May we have more privacy please!
Everyone desires privacy and rightfully so. Supervision that parents call "checking in on kids" is termed an invasion of privacy by the latter, who feel hemmed in. Where should parents draw the line?
Aditi Garg

ThinkstockParents are responsible for their kids and need to monitor their interests and security, which sometimes means checking in on them for their greater good. Teens may not always be able to take sensible decisions and without the involvement of their parents in decisions with far-reaching consequences, they could land themselves in trouble.

A study by Bullguard Internet Security Survey in 2011, found that 11per cent parents joined Facebook to "spy" on their wards and 55 per cent used it to "keep an eye" on them. Of the 2000 users from Great Britain covered in the study, 24 per cent thought this was the only way to find out what their kids were up to.

From a teen's point of view, privacy is something non-negotiable. Gauri Kahnna, a teenager studying at Modern School, DPS, feels snooping is simply unacceptable. "Being friends with your children on Facebook is perfectly okay but logging on to their account is simply creepy. It is a good idea to talk to your child and if you have been interacting with them regularly, you will be able to tell if something is amiss." The same thoughts are mirrored by Rishi Raj Gupta, a 16-year-old student at a leading school in Ajmer. He says, "Every teenager has stuff that he would not want to share with his parents and should the parents ever feel concerned, it would be preferable to be upfront about it, instead of going behind the back."

But simply saying that is not enough to relax parents who read and hear about unbelievable things happening to young children around them. Trusting the kids gets difficult with the teen hormones playing truant and all queries getting answered monosyllabically. In the techno-age, not being on a group chat platform could mean social banishment and endless chats into the night drive parents up the wall. Then, should they keep tabs on phone conversations, emails and everything else?

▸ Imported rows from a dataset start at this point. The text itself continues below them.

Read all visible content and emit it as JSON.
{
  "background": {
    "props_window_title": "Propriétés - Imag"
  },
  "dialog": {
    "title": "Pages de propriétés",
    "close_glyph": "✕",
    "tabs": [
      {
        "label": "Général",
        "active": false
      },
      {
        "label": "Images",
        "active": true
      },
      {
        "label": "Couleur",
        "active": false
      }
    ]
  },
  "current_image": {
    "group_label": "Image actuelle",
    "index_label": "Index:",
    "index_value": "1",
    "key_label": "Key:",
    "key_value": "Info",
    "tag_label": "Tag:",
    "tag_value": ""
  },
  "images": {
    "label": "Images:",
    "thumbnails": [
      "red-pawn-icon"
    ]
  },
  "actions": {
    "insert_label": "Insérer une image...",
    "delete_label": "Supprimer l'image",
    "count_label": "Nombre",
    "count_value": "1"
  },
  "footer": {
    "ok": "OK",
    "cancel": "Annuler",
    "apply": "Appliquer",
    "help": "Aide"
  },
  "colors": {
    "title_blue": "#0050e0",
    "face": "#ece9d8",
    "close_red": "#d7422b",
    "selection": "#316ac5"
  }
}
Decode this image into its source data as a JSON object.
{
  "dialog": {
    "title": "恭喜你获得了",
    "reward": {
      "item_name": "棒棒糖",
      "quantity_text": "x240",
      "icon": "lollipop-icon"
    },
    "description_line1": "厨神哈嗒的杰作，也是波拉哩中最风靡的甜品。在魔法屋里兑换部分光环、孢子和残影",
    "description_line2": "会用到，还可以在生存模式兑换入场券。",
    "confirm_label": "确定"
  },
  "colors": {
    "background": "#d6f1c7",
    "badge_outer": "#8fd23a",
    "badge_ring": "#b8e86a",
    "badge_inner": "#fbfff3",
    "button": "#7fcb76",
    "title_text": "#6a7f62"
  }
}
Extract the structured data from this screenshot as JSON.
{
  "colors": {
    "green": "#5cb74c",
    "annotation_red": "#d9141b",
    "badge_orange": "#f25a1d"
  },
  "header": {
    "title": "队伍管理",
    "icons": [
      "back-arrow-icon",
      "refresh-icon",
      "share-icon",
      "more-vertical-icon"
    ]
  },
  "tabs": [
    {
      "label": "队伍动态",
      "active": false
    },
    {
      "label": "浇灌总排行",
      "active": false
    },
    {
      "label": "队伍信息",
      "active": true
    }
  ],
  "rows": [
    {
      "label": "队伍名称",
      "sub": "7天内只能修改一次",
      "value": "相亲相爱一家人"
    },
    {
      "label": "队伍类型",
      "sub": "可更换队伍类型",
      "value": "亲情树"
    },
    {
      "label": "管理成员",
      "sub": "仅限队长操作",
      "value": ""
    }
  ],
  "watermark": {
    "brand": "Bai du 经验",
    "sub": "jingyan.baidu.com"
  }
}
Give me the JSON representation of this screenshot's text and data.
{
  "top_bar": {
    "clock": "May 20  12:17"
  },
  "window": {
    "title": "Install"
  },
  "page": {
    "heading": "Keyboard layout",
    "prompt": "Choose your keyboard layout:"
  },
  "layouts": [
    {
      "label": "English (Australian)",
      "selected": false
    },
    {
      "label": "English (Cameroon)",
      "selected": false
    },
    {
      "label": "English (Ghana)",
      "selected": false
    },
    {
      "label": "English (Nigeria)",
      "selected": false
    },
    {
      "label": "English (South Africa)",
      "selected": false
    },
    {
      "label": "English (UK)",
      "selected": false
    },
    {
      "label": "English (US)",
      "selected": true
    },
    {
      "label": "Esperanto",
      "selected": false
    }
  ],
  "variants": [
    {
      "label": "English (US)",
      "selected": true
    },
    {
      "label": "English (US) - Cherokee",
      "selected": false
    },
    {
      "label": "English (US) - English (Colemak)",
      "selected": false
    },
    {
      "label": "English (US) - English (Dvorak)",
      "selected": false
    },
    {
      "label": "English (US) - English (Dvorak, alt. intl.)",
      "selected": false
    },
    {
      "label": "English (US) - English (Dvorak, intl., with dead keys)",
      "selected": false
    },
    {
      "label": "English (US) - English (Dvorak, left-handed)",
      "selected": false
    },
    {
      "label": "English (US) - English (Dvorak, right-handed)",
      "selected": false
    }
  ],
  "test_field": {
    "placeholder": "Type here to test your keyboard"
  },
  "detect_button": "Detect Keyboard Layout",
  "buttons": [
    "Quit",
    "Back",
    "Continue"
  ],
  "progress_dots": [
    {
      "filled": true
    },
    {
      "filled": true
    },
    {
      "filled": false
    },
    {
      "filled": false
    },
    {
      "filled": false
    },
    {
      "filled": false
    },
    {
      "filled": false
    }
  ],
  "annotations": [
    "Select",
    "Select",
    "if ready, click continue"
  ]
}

Experience at having brought up a daughter who is now 20, Namita Prasad doesn't feel the pangs of apprehension while bringing up another teenager. Her mantra, she says, is, "Be a friend to your growing up children and don't boss over them. Keep all channels of communication open and inculcate a sense of mutual trust. The need is for the child to respect you, not fear you." Supriya Thakur from Ludhiana doesn't agree with the non-interference policy. Her take is, "Kids during their teenage years get easily influenced by their peers and think the world of their opinion. One wrong move and they could end up ruining their life. Though I trust my daughter, I know how easy it is to get carried away and am not ashamed to admit that I have no qualms in going through her call details, email, WhatsApp and Facebook account using her passwords that she has shared with me."

Renowned relationship expert and family counsellor from South Delhi, Dr. Nisha Khanna has had experience with parents and teens embroiled in a tussle for privacy. She says, "I would advise that till 18 years of age, the mind of the child is not fully mature and it is alright if you want to see if they are getting involved in something that they should not. Strike a balance between keeping an eye on them and becoming a control freak." Till the time your teen gives you a reason to doubt his intentions; stay calm and check in occasionally. If caught, a teen will try to divert attention away from the problem using various tactics, like why did you invade his privacy. The need here is to tell them that the problem is not that you went through their stuff but that they were engaging in unacceptable behaviour. Be firm and remember that they need to follow the rules of the house till they are old enough to support themselves.

Deciding whether to snoop or not

Consider it your responsibility to go online and check on your child's activities, go through mobile bills and call up a few numbers if you have to, should you notice that he is:

  • Unusually quiet,

  • Being aggressive for no reason,

  • Being overtly secretive,

  • Not ready to go out and interact with friends,

  • Has new friends who don't seem right to you

  • Not very forthcoming when you ask them where they went or what they did.

  • When money or other precious things start disappearing and no one else is to be suspected, it could be a clue to something as serious as drug abuse.